— Зеленый, — хмуро обратился тот к орку, — я не верю, что здесь не обошлось без твоего колдовства, но предупреждаю: если ты перегнешь палку, я повешу тебя на рее собственными руками. Ты понял меня?
Фома равнодушно кивнул.
Через два часа он принимал работу у провинившихся моряков. Камбуз был вычищен до блеска, бочки с водой не воняли. Селедка была замочена. Дроп стоял в чистом белом переднике, прикрывающем голый живот.
Не успел Фома принять работу, как в дверях раздался рев раненого лорха:
— Когда мне принесут жратву, рыбьи дети! Хотите под килем у меня поплавать?.. — но крик тут же замолк.
Фома увидел обмерших матросов и обернулся. В дверях стоял гигант и, пригибаясь, чтобы не задеть головой притолоку, смотрел на то, что стало с камбузом.
— Это что?
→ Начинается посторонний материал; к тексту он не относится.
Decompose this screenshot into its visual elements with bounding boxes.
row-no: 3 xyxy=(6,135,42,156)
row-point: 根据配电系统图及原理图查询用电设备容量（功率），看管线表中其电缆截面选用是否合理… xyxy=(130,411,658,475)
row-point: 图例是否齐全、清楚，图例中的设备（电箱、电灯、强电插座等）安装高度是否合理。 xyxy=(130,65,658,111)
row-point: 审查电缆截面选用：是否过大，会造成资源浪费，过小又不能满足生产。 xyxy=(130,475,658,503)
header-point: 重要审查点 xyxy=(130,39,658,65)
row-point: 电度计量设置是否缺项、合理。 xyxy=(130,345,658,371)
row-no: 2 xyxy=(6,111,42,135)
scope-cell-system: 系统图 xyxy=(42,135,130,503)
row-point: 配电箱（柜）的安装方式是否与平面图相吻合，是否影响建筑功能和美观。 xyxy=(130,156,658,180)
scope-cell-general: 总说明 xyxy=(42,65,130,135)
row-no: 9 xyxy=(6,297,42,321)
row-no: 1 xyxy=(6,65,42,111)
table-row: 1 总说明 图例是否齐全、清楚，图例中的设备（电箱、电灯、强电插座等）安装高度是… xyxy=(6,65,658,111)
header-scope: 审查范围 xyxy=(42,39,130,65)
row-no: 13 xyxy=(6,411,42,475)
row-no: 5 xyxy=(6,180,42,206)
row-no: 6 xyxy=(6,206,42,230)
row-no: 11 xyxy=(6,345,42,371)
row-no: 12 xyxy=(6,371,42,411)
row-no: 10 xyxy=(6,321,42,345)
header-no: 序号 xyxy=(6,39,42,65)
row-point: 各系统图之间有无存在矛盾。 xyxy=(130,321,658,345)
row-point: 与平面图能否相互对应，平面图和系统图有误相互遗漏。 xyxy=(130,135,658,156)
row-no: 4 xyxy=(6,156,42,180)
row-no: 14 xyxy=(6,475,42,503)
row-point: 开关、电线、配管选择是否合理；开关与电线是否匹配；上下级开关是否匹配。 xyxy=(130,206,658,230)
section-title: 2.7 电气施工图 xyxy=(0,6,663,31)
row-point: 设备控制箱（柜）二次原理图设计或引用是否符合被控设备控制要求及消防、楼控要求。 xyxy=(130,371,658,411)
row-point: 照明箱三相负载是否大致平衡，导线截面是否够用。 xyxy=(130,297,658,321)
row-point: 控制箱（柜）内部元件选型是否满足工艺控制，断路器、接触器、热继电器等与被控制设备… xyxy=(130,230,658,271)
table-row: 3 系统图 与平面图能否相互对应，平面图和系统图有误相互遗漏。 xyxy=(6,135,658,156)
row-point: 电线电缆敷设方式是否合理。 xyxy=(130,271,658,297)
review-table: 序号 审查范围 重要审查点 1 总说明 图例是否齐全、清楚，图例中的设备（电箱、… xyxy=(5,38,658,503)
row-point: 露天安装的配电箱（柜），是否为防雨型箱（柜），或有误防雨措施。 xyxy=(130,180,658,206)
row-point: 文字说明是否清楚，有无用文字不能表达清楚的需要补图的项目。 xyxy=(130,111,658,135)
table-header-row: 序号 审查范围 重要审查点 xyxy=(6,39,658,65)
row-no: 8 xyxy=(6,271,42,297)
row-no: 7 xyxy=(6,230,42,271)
Это кто? Ты кто?
— Я корабельный лекарь…
— А я капитан! Откуда ты тут взялся, зеленая вонючка? Пшел отсюда!
— Я прибыл по вашему запросу, капитан, и навожу порядок на камбузе. У меня есть направление…
— Какое направление? Отошел от пирса, пока я тебя не повесил.
— Не вопрос, капитан, — спокойно ответил Фома, — я уйду. С вас неустойка десять золотых, иначе корабль не выйдет из порта.
Громила, не веря своим ушам, уставился на орка. Почесал заросшую щеку.
— Неустойка? — повторил он, но уже спокойным тоном. Он понял, что орк в своем праве.
Заявка исполнена, претензий к работе лекаря не было предъявлено. Кроме того, камбуз вычищен.
— Пошли, — совсем успокоившись, приказал капитан и повернулся, чтобы уйти. На ходу обернулся и злорадно добавил: — Если не вылечишь мою зверушку, вылетишь отсюда из катапульты вместе с претензией. Надеюсь, долетишь до своей гнилой конторы.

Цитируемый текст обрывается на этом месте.